For primary care physicians, a more shorthand way to assess if patients may be slipping from stage C to stage D heart failure is if they have been hospitalized more than once within a six-month stretch without an obvious precipitating cause, such as not taking their medications, Dr. Greenberg said. Another flag for a heart specialist referral would be a notable decline in a patient's ability to perform typical activities without any discernible cause, he said.

“I find that in some of these cases you can readjust their medications and get them back to where they were before,” Dr. Greenberg said. “But it's not easy, and you need to have a fair amount of experience in this area.”

Faster detection of worsening heart failure also enables patients to be referred for advanced therapies, such as a left ventricular assist device (LVAD) or a heart transplant, before they have developed other organ damage or increasing frailty that may exclude those options, Dr. Greenberg said.

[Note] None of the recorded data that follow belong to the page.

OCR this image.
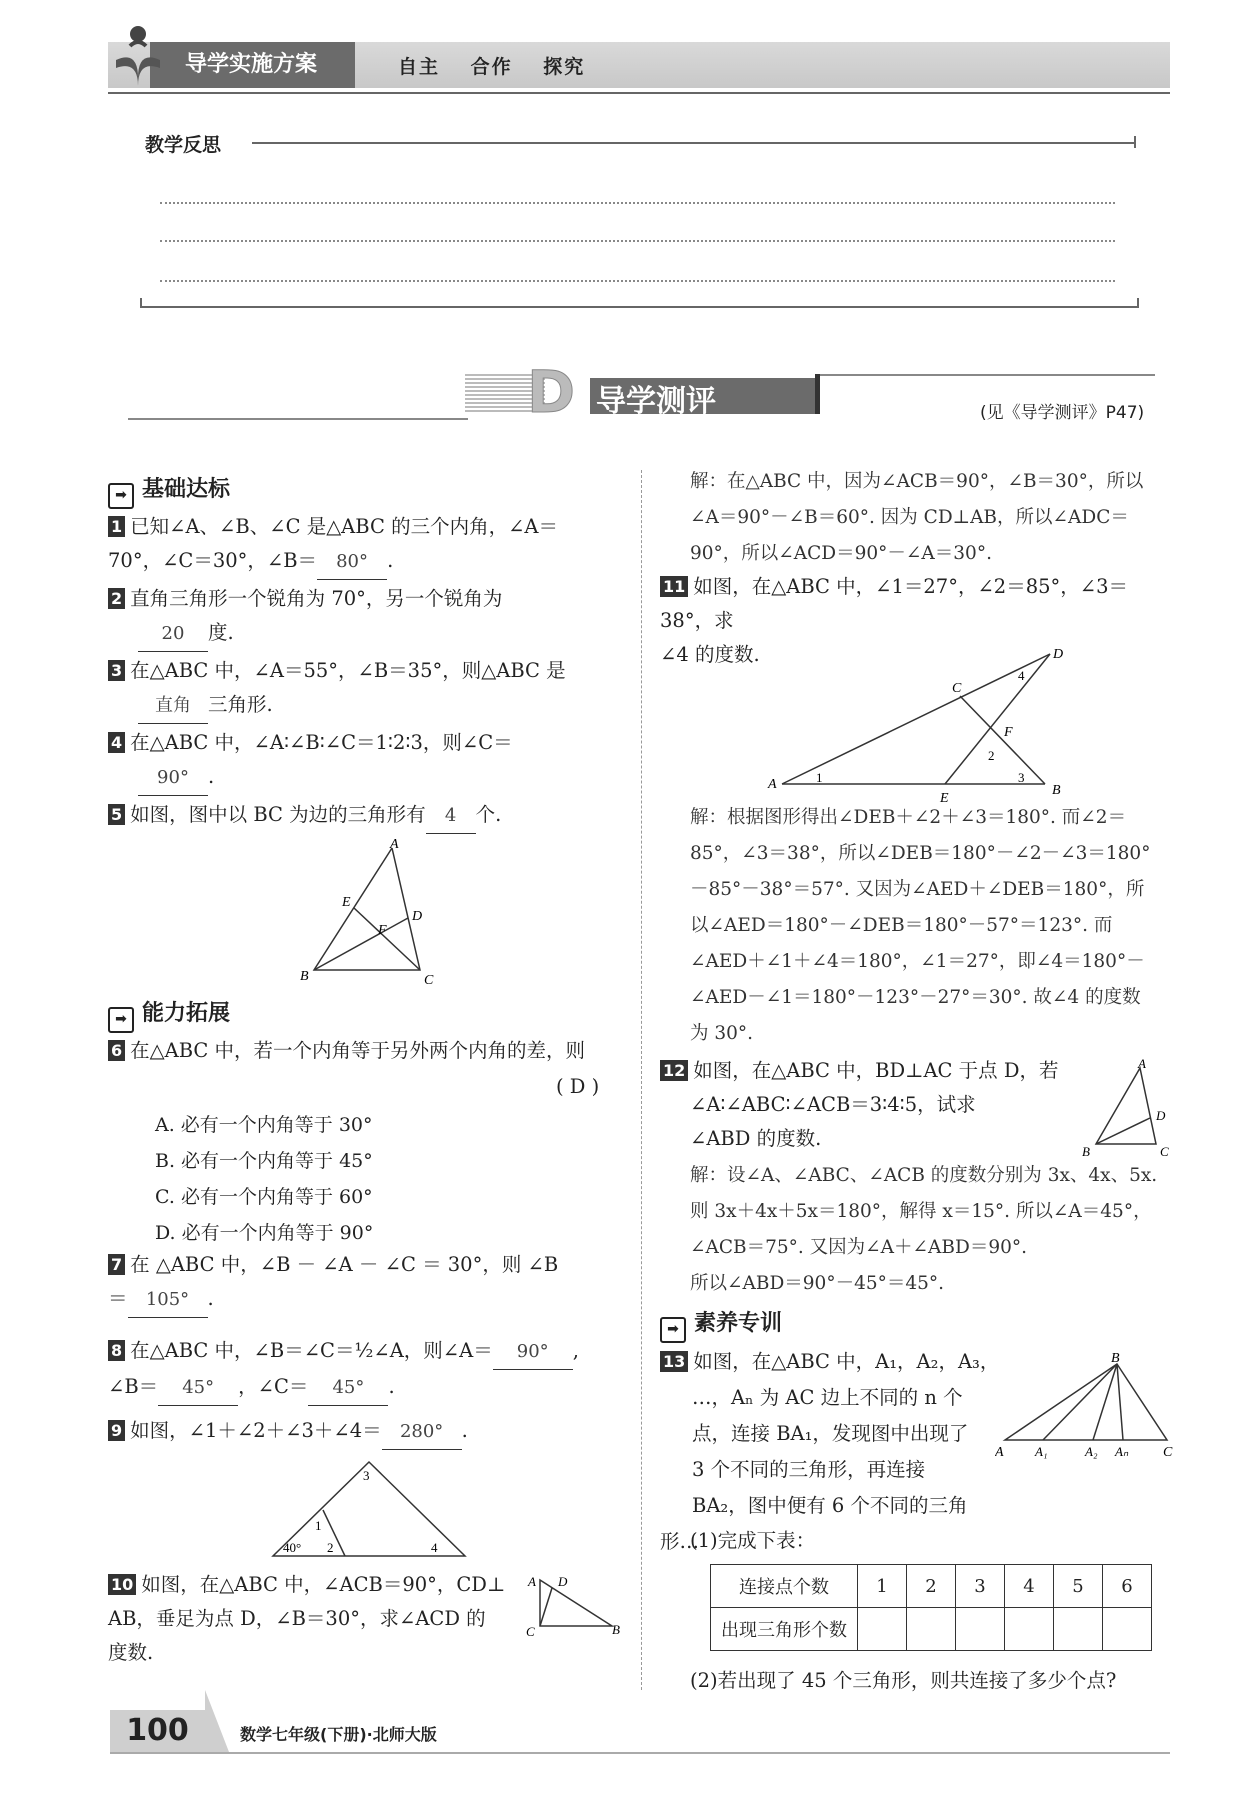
导学实施方案	自主 合作 探究
教学反思
D 导学测评	(见《导学测评》P47)
➡ 基础达标
1 已知∠A、∠B、∠C 是△ABC 的三个内角，∠A＝
70°，∠C＝30°，∠B＝ 80° .
2 直角三角形一个锐角为 70°，另一个锐角为
20 度.
3 在△ABC 中，∠A＝55°，∠B＝35°，则△ABC 是
直角 三角形.
4 在△ABC 中，∠A∶∠B∶∠C＝1∶2∶3，则∠C＝
90° .
5 如图，图中以 BC 为边的三角形有 4 个.
A
E
F
D
B	C
➡ 能力拓展
6 在△ABC 中，若一个内角等于另外两个内角的差，则
( D )
A. 必有一个内角等于 30°
B. 必有一个内角等于 45°
C. 必有一个内角等于 60°
D. 必有一个内角等于 90°
7 在 △ABC 中，∠B － ∠A － ∠C ＝ 30°，则 ∠B
＝ 105° .
8 在△ABC 中，∠B＝∠C＝½∠A，则∠A＝ 90° ,
∠B＝ 45° ，∠C＝ 45° .
9 如图，∠1＋∠2＋∠3＋∠4＝ 280° .
3
1
40° 2	4
10 如图，在△ABC 中，∠ACB＝90°，CD⊥
AB，垂足为点 D，∠B＝30°，求∠ACD 的
度数.
A D
C	B
解：在△ABC 中，因为∠ACB＝90°，∠B＝30°，所以
∠A＝90°－∠B＝60°. 因为 CD⊥AB，所以∠ADC＝
90°，所以∠ACD＝90°－∠A＝30°.
11 如图，在△ABC 中，∠1＝27°，∠2＝85°，∠3＝38°，求
∠4 的度数.	D
C
4
F
2
A	1
E
3
B
解：根据图形得出∠DEB＋∠2＋∠3＝180°. 而∠2＝
85°，∠3＝38°，所以∠DEB＝180°－∠2－∠3＝180°
－85°－38°＝57°. 又因为∠AED＋∠DEB＝180°，所
以∠AED＝180°－∠DEB＝180°－57°＝123°. 而
∠AED＋∠1＋∠4＝180°，∠1＝27°，即∠4＝180°－
∠AED－∠1＝180°－123°－27°＝30°. 故∠4 的度数
为 30°.
12 如图，在△ABC 中，BD⊥AC 于点 D，若
∠A∶∠ABC∶∠ACB＝3∶4∶5，试求
∠ABD 的度数.
A
D
B	C
解：设∠A、∠ABC、∠ACB 的度数分别为 3x、4x、5x.
则 3x＋4x＋5x＝180°，解得 x＝15°. 所以∠A＝45°，
∠ACB＝75°. 又因为∠A＋∠ABD＝90°.
所以∠ABD＝90°－45°＝45°.
➡ 素养专训
13 如图，在△ABC 中，A₁，A₂，A₃，
…，Aₙ 为 AC 边上不同的 n 个
点，连接 BA₁，发现图中出现了
3 个不同的三角形，再连接
BA₂，图中便有 6 个不同的三角形…
B
A A₁	A₂ Aₙ C
(1)完成下表：
连接点个数	1	2	3	4	5	6
出现三角形个数						
(2)若出现了 45 个三角形，则共连接了多少个点?
100	数学七年级(下册)·北师大版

As heart failure progresses and treatments change, physicians should check in periodically with patients about their quality-of-life goals, and not wait until nearer the end of life, Dr. Lampert said.

Dr. Lampert prefers to use decision aids (he cites as an example those developed by the Colorado Program for Patient Centered Decisions) to plainly lay out the potential risks and benefits of aggressive treatment, such as getting an LVAD. He also tries to be frank when treatment options have run out and his focus will be more on easing the patient's symptoms for as long as possible.

“I used to avoid those conversations; they're hard,” Dr. Lampert said. “But I don't think you do anyone a service to be evasive. I think there is a way to have those conversations without crushing hope and spirit. That is hard, and I think it takes practice.”